Anyone who thought that the Eurozone debt crisis was resolved has not been paying attention to economic and political developments in Italy, the Eurozone’s third-largest member country.

They have certainly not been focusing on how very vulnerable the Italian economy remains to a less favorable international economic environment and to more challenging global liquidity conditions than those that have prevailed over the past few years.

Julius_Silver / Pixabay

Nor have they been drawing the implications for economic policy from the recent Italian parliamentary election. That election saw a surge in support for populist political parties not known for their commitment to economic orthodoxy or to real economic reform. At a minimum, this is likely to usher in a prolonged period of Italian political uncertainty.

To say that the Italian economy is in a very poor state would be a gross understatement. Over the past decade, Italy has managed to experience a triple-dip economic recession that has left the level of its economy today 5 percent below its pre-2008 peak. Meanwhile, Italy’s current unemployment level is around double that of its northern neighbors, while its youth unemployment continues to exceed 25 percent.

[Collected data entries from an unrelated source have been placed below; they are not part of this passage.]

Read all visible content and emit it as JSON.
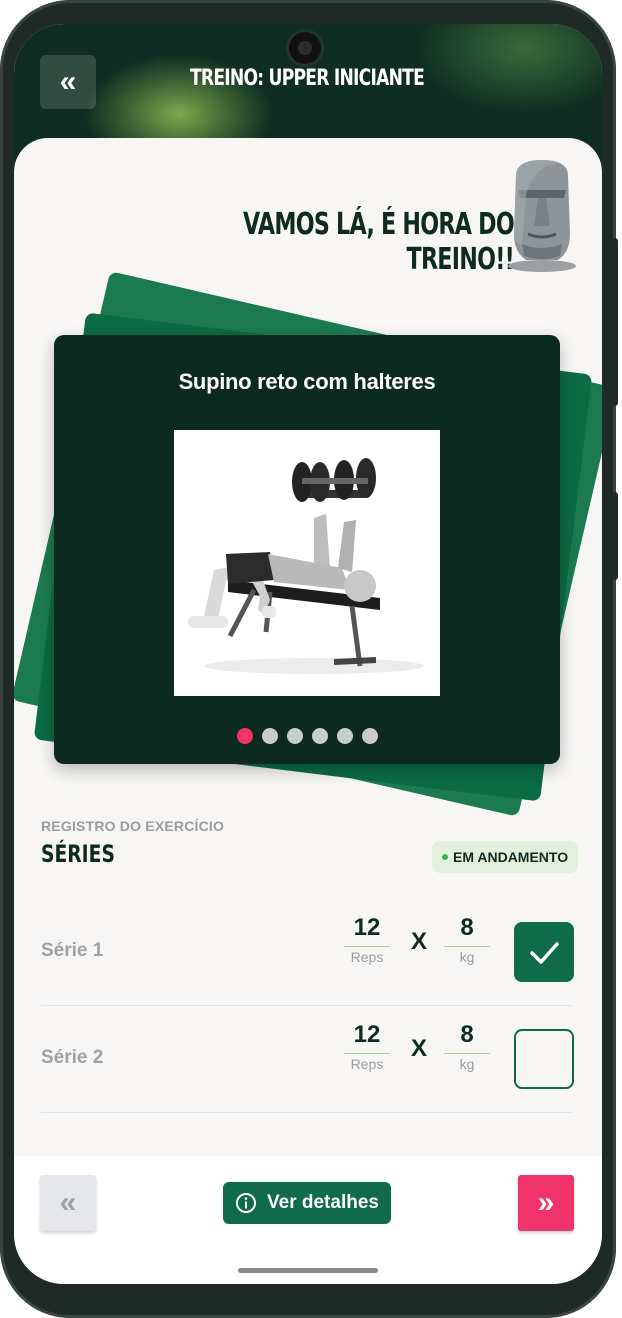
{
  "header": {
    "title": "TREINO: UPPER INICIANTE",
    "back_icon": "double-chevron-left"
  },
  "greeting": "VAMOS LÁ, É HORA DO TREINO!!",
  "mascot_icon": "moai",
  "carousel": {
    "exercise_name": "Supino reto com halteres",
    "image_icon": "dumbbell-bench-press",
    "total_pages": 6,
    "current_page": 1
  },
  "series_section": {
    "overline": "REGISTRO DO EXERCÍCIO",
    "title": "SÉRIES",
    "status": "EM ANDAMENTO",
    "times_symbol": "X",
    "rows": [
      {
        "label": "Série 1",
        "reps": "12",
        "reps_unit": "Reps",
        "weight": "8",
        "weight_unit": "kg",
        "done": true
      },
      {
        "label": "Série 2",
        "reps": "12",
        "reps_unit": "Reps",
        "weight": "8",
        "weight_unit": "kg",
        "done": false
      }
    ]
  },
  "footer": {
    "details_label": "Ver detalhes",
    "prev_icon": "double-chevron-left",
    "next_icon": "double-chevron-right",
    "info_icon": "info-circle"
  },
  "colors": {
    "dark_green": "#0d2a21",
    "accent_green": "#0f6b4a",
    "pink": "#f0336a",
    "background": "#f7f6f4"
  }
}
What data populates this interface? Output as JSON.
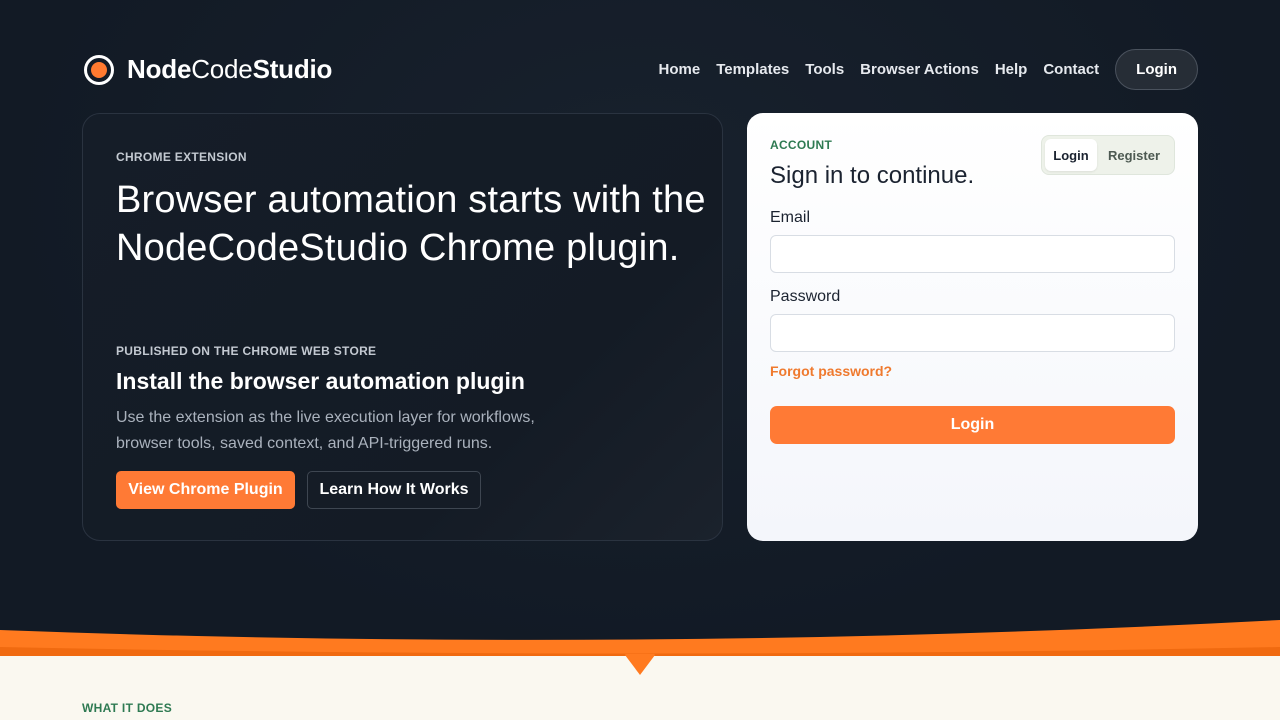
{
  "brand": {
    "name_bold1": "Node",
    "name_regular": "Code",
    "name_bold2": "Studio",
    "accent": "#ff7a35"
  },
  "nav": {
    "items": [
      "Home",
      "Templates",
      "Tools",
      "Browser Actions",
      "Help",
      "Contact"
    ],
    "login_label": "Login"
  },
  "hero": {
    "eyebrow": "CHROME EXTENSION",
    "title": "Browser automation starts with the NodeCodeStudio Chrome plugin.",
    "eyebrow2": "PUBLISHED ON THE CHROME WEB STORE",
    "subtitle": "Install the browser automation plugin",
    "description": "Use the extension as the live execution layer for workflows, browser tools, saved context, and API-triggered runs.",
    "primary_button": "View Chrome Plugin",
    "secondary_button": "Learn How It Works"
  },
  "account": {
    "eyebrow": "ACCOUNT",
    "title": "Sign in to continue.",
    "toggle_login": "Login",
    "toggle_register": "Register",
    "email_label": "Email",
    "email_value": "",
    "password_label": "Password",
    "password_value": "",
    "forgot_label": "Forgot password?",
    "submit_label": "Login"
  },
  "section": {
    "eyebrow": "WHAT IT DOES"
  }
}
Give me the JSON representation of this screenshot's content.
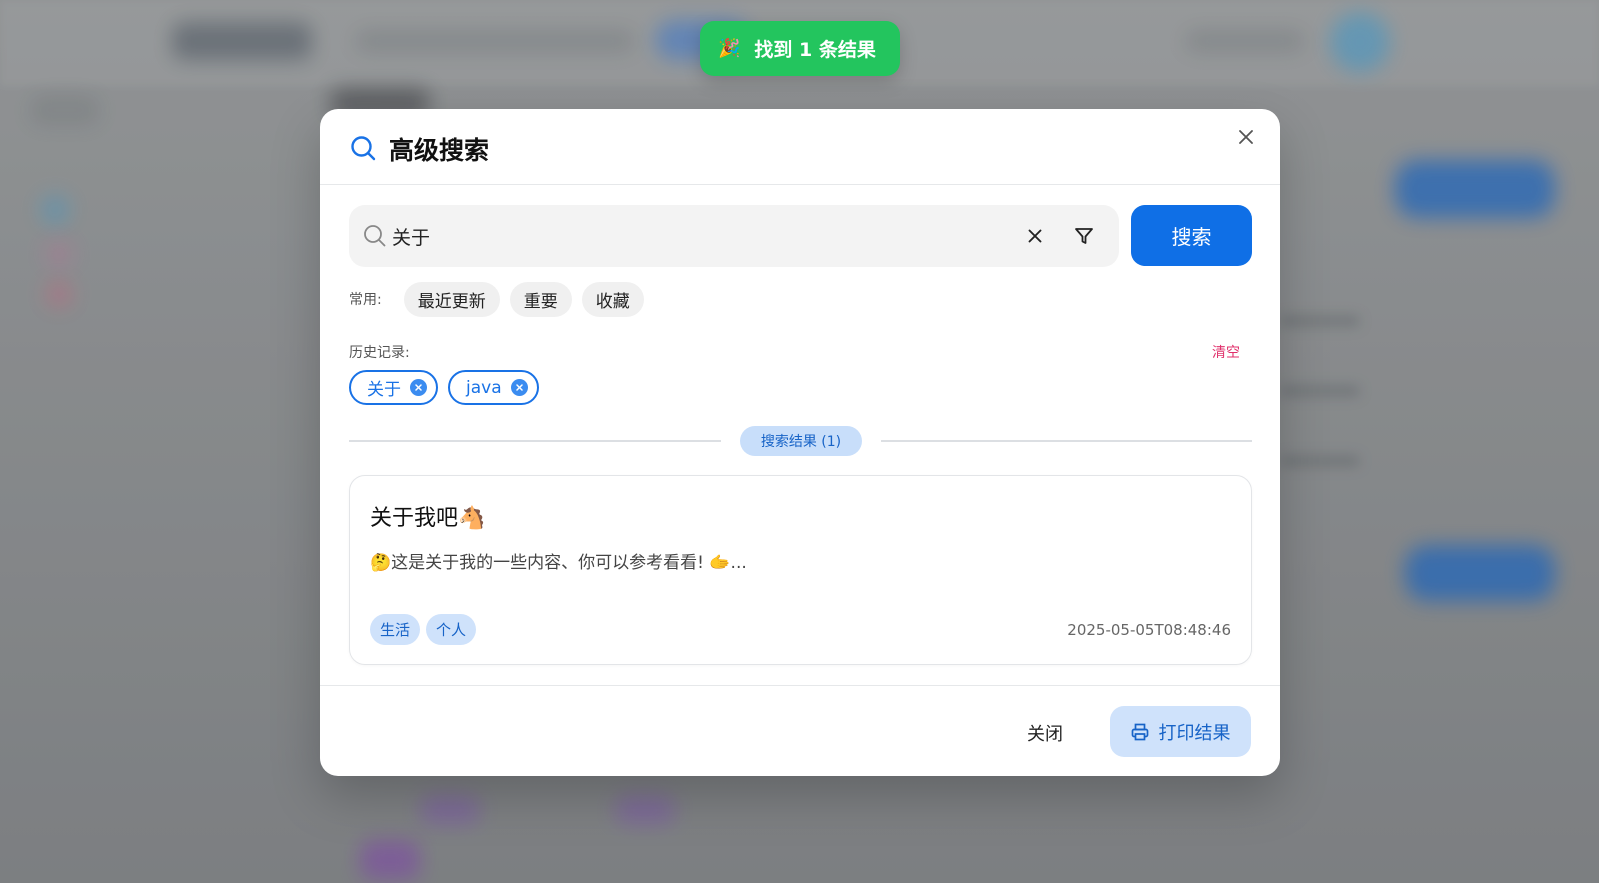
{
  "toast": {
    "icon": "party-popper-icon",
    "icon_glyph": "🎉",
    "text": "找到 1 条结果"
  },
  "modal": {
    "title": "高级搜索",
    "search": {
      "value": "关于",
      "button_label": "搜索"
    },
    "common": {
      "label": "常用:",
      "items": [
        "最近更新",
        "重要",
        "收藏"
      ]
    },
    "history": {
      "label": "历史记录:",
      "clear_label": "清空",
      "items": [
        "关于",
        "java"
      ]
    },
    "results_divider": "搜索结果 (1)",
    "results": [
      {
        "title": "关于我吧🐴",
        "excerpt": "🤔这是关于我的一些内容、你可以参考看看!  🫱...",
        "tags": [
          "生活",
          "个人"
        ],
        "date": "2025-05-05T08:48:46"
      }
    ],
    "footer": {
      "close_label": "关闭",
      "print_label": "打印结果"
    }
  },
  "colors": {
    "primary": "#0f6fe6",
    "success": "#23c55e",
    "danger": "#e0306b",
    "tag_bg": "#cfe2fb"
  }
}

The country’s sclerotic productivity performance has contributed to the persistence of major economic vulnerabilities. Those vulnerabilities could very well be exposed once the European Central Bank exits from its government bond buying program later this year that has been particularly supportive of the Italian bond market.

Not only has the country’s public debt to GDP ratio continued to rise to 133 percent, making the country the most indebted country in the Eurozone after Greece. Rather, its banking system remains clogged with non-performing loans that still amount to 15 percent of its balance sheet and that starve the economy of much needed credit.

As the economic sick man of Europe, Italy cannot afford a prolonged period of political instability and policy experimentation. Rather, it needs fundamental economic reforms that might close its productivity gap with its northern neighbors and that might put the country on a faster growth path. Only then will Italy have a chance to grow its way out of its public debt and banking system problems.